Print

Bogus bishop excommunicated

Illawarra Mercury/June 11, 2003
By Jenny Dennis

American clergyman Malcolm Broussard has been excommunicated from the Catholic Church.

Bishop of Wollongong Peter Ingham announced the automatic excommunication yesterday. The official decree had the authority of the Pope, he said.

Broussard, who was ordained a Catholic priest in his home state of Texas, is a follower of William Kamm's Nowra-based Little Pebble sect, known as the Order of St Charbel.

He recently announced his elevation to the rank of bishop on the order's official web site, on a link titled Bishop's Home Page.

The bogus bishop conducts regular church services and administers the sacraments such as baptisms, communion, confirmation and confession at the cult's Cambewarra headquarters, north of Nowra.

In June last year Bishop Ingham outlawed Kamm after a canonical investigation rejected his claims of alleged supernatural visions and repudiated his false teachings.

Kamm is due back in court in August to face a number of sexual assault charges. He has pleaded not guilty.

In an decree dated yesterday, Bishop Ingham said it had come to his notice that on March 30 in Bavaria, Germany, Fr Malcolm Broussard had attempted to have himself consecrated a bishop.

The purported ordination was schismatic and not recognised by the Catholic Church, Bishop Ingham said.

The church's penalty for a person ordained a bishop without a mandate from the Pope was "ipso facto excommunication" that only the Holy See in Rome could lift.

By his actions, Broussard had excommunicated himself, the bishop said. The unnamed person who ordained Broussard was also excommunicated "if not already excommunicated by virtue of his purported ordination as a bishop in 1999".

Broussard had no faculties to administer the sacraments in the diocese of Wollongong, or anywhere else in Australia or his own diocese of Texas.

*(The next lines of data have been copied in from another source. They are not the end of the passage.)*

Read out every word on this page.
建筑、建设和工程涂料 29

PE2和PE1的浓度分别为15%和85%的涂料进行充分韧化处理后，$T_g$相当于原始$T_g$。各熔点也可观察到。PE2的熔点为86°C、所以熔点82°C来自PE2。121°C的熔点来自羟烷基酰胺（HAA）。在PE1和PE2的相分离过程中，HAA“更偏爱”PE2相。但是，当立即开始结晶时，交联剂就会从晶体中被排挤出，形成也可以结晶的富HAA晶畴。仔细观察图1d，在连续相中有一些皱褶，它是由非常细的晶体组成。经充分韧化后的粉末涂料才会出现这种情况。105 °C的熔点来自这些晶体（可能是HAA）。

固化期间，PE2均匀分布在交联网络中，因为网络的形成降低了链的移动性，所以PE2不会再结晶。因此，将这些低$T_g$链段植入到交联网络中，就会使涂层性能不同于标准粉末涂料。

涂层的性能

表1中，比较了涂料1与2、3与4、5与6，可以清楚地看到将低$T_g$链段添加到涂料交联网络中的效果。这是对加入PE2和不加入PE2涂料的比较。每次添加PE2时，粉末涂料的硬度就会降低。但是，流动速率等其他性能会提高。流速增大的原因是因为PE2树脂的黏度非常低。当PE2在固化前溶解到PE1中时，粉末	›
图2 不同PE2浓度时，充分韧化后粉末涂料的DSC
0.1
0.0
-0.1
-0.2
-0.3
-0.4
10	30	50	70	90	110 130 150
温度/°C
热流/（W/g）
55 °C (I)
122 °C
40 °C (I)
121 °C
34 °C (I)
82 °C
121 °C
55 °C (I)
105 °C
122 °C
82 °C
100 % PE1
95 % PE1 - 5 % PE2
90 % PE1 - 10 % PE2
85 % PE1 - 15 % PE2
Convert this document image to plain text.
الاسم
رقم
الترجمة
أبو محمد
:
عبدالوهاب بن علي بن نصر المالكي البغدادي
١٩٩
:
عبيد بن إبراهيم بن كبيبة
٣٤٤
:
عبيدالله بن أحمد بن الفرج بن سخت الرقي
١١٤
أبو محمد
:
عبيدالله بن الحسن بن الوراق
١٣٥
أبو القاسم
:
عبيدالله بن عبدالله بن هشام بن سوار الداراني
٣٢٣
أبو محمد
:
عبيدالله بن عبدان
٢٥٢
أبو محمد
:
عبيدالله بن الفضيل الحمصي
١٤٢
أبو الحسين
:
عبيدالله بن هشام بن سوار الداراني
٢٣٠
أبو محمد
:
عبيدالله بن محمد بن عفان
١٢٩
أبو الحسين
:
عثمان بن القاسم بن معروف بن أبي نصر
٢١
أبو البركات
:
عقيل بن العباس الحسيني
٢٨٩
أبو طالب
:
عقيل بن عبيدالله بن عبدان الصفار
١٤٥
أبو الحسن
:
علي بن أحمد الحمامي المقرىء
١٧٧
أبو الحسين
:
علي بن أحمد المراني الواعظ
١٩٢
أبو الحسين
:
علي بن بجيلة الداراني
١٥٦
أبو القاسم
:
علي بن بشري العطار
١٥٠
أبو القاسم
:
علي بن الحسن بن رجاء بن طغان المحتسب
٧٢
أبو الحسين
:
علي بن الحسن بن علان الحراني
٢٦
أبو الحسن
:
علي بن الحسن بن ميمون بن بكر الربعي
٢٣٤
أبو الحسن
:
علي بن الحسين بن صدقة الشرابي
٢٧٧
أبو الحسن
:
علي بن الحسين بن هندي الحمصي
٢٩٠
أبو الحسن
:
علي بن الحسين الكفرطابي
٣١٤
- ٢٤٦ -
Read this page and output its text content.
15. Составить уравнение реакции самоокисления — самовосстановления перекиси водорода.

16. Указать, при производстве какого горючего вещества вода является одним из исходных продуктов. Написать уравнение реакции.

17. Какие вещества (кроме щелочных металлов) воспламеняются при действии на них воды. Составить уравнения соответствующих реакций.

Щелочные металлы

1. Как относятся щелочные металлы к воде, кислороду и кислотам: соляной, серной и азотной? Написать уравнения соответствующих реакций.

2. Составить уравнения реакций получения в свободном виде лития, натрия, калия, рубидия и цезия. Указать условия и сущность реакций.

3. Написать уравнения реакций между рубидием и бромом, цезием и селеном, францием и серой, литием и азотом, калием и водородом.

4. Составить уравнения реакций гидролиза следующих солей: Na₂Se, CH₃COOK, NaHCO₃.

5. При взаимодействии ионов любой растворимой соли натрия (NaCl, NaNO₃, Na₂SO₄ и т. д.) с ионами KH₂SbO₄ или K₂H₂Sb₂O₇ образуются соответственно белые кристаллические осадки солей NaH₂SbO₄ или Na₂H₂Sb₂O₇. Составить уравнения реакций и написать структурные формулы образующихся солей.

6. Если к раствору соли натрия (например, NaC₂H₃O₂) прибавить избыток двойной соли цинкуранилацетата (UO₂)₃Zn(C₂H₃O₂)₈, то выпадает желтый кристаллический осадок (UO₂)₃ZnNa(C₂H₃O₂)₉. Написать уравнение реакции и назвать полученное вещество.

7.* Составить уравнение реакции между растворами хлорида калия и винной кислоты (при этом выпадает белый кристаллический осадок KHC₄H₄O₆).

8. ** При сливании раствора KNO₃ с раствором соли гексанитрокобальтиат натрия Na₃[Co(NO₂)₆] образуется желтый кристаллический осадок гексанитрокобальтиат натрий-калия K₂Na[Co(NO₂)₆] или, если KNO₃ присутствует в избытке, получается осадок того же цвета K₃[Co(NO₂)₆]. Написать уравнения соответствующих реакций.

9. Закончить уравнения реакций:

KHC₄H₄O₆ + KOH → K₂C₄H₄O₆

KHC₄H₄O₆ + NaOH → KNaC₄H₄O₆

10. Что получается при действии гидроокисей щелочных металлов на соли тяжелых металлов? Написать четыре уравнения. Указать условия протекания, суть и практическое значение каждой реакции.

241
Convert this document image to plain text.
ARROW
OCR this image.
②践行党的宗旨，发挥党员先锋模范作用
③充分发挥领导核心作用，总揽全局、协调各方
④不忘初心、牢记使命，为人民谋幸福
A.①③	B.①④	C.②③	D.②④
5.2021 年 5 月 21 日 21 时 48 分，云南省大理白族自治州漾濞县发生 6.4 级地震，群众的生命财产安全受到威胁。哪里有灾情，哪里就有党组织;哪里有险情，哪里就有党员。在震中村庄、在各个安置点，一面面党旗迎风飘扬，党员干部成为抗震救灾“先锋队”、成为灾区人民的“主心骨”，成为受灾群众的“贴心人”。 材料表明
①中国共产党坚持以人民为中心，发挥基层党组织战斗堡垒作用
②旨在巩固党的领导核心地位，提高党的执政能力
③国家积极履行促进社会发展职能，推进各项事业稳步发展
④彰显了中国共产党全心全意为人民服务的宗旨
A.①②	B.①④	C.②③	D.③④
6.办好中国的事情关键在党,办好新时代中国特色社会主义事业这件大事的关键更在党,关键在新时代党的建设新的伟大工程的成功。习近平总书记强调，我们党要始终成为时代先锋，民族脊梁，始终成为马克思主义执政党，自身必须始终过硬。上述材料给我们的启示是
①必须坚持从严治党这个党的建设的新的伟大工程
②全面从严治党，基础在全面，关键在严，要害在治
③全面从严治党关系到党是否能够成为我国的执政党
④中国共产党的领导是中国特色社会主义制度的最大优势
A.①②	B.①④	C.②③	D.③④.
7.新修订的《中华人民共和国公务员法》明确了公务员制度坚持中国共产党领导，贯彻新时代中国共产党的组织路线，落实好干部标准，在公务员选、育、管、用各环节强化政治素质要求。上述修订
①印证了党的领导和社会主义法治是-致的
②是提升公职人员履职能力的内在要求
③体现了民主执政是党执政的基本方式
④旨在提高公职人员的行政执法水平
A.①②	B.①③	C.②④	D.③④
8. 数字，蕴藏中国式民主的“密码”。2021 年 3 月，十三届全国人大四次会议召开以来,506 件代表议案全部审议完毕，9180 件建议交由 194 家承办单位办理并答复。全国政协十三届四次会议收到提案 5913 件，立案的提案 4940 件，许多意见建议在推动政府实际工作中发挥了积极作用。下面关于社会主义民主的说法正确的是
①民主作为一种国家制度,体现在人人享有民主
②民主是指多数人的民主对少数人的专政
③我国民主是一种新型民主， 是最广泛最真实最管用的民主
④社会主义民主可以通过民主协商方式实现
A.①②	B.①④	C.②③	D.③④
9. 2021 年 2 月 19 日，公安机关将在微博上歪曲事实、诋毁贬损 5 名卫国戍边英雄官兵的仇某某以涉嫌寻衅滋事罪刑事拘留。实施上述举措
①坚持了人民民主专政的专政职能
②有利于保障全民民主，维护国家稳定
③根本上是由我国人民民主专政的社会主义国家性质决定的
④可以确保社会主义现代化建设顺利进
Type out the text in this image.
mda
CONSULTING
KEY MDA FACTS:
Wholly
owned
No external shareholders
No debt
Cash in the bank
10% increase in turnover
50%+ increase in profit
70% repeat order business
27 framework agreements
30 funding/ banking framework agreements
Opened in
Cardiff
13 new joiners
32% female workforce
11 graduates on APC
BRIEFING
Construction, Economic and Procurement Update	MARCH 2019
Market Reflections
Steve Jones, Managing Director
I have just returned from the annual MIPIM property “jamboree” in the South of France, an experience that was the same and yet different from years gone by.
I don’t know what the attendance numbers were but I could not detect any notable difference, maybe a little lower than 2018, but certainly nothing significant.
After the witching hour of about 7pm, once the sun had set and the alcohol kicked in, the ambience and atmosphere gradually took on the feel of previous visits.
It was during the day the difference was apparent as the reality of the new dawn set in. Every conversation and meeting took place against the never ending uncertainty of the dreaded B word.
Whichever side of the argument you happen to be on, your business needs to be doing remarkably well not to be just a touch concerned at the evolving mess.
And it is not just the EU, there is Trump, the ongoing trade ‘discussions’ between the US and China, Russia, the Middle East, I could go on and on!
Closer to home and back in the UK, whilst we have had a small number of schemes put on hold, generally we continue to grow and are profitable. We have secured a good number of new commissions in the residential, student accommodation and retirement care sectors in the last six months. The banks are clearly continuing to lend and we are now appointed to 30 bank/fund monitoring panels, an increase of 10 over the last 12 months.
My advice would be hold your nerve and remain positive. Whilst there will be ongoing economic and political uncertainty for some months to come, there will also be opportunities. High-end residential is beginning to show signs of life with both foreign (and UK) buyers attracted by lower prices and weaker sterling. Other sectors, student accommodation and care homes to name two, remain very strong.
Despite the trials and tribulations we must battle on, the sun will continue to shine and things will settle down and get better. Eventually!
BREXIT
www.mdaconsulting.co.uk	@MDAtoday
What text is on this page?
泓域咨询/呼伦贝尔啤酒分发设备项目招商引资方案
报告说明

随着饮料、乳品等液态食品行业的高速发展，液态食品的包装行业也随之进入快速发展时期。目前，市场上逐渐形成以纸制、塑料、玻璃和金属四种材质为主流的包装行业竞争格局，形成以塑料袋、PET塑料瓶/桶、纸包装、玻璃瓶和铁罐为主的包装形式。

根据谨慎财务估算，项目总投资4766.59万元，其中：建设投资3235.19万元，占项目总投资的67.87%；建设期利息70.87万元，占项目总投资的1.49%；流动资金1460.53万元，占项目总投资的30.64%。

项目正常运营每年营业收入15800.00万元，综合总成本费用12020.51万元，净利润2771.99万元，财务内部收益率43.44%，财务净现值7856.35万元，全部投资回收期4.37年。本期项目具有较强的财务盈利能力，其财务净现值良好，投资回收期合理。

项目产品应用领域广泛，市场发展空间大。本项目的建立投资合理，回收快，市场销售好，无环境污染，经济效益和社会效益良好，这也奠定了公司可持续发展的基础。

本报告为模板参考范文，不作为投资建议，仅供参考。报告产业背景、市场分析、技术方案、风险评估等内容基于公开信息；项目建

Followers who deliberately and knowingly remained with Broussard in schism were also excommunicated and as a result placed themselves outside the Catholic Church.

His concern was to heal the breach within the Church and to protect people of good faith who have been caught up in the sect.

"My hope is that Fr Broussard, William Kamm and his followers in the so-called Order of St Charbel will see the error of their ways and come back into communion with the Church," he said.